To find the reason behind it, I have spoken to some of my Bengali friends and came out with four reasons to follow this strange ritual.
1. Firstly, it is believed that the sand from the prostitute’s land is the purest because it beholds the virtue and purity of those who visited the place. It is believed that when a man visits a prostitute, he leaves behind his purity and virtue on her doorstep. So, all the pureness gets accumulated outside her house.
2. Secondly, it is believed that during the fatal fight between Maa Durga and Mahishasur, he tried to molest her dignity. Angered by this disgrace, she used all her power and rage to destroy Mahishasur, who looked down upon women. So, the sand outside a brothel is treated as a respect to that woman, who has been humiliated by the society.

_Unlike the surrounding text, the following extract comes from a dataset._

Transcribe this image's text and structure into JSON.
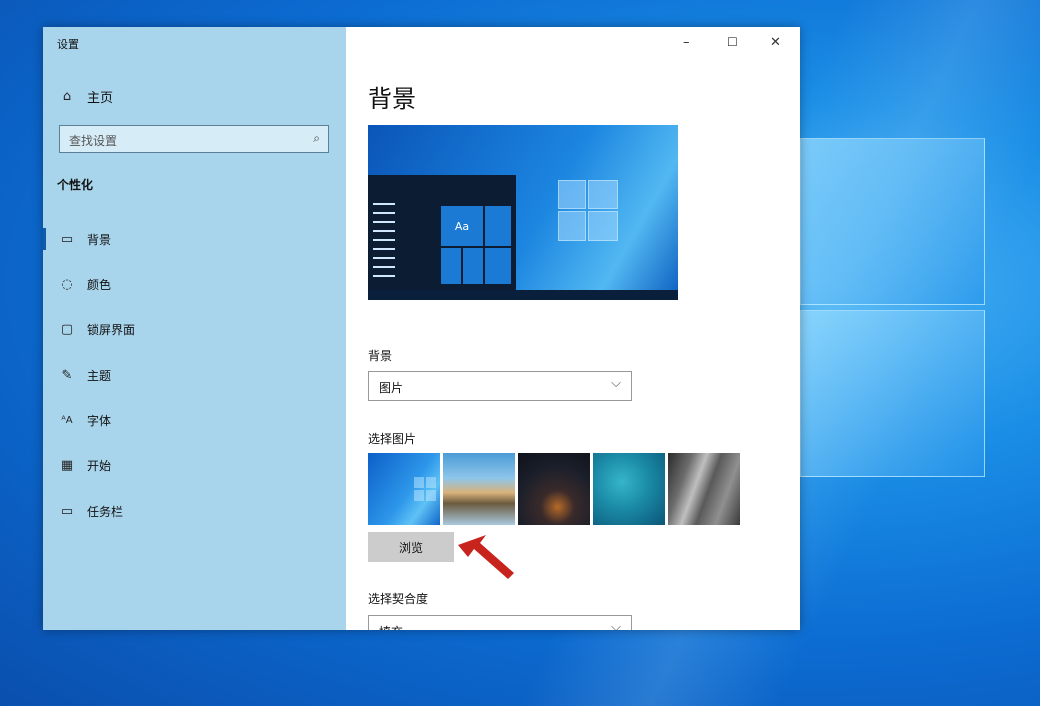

3. According to the Hindu priest, the path they have chosen to live their life is a sin in itself. S, for that reason, using the soil from their land purifies their soul. Also, when they hand over the soil to the priest and repeat the mantras enchanted by the priest, their souls are believed to be purified.
4. It is believed that this one auspicious occasion bring them under one umbrella as devotees of god and are included in the society. During this time, they are well-treated and welcomed to all religious Durga pandals. Unlike the rest of the years, when they are ill-treated by the same society.
The ritual has been observed for many years and no-one has been able to trace it back to its origin.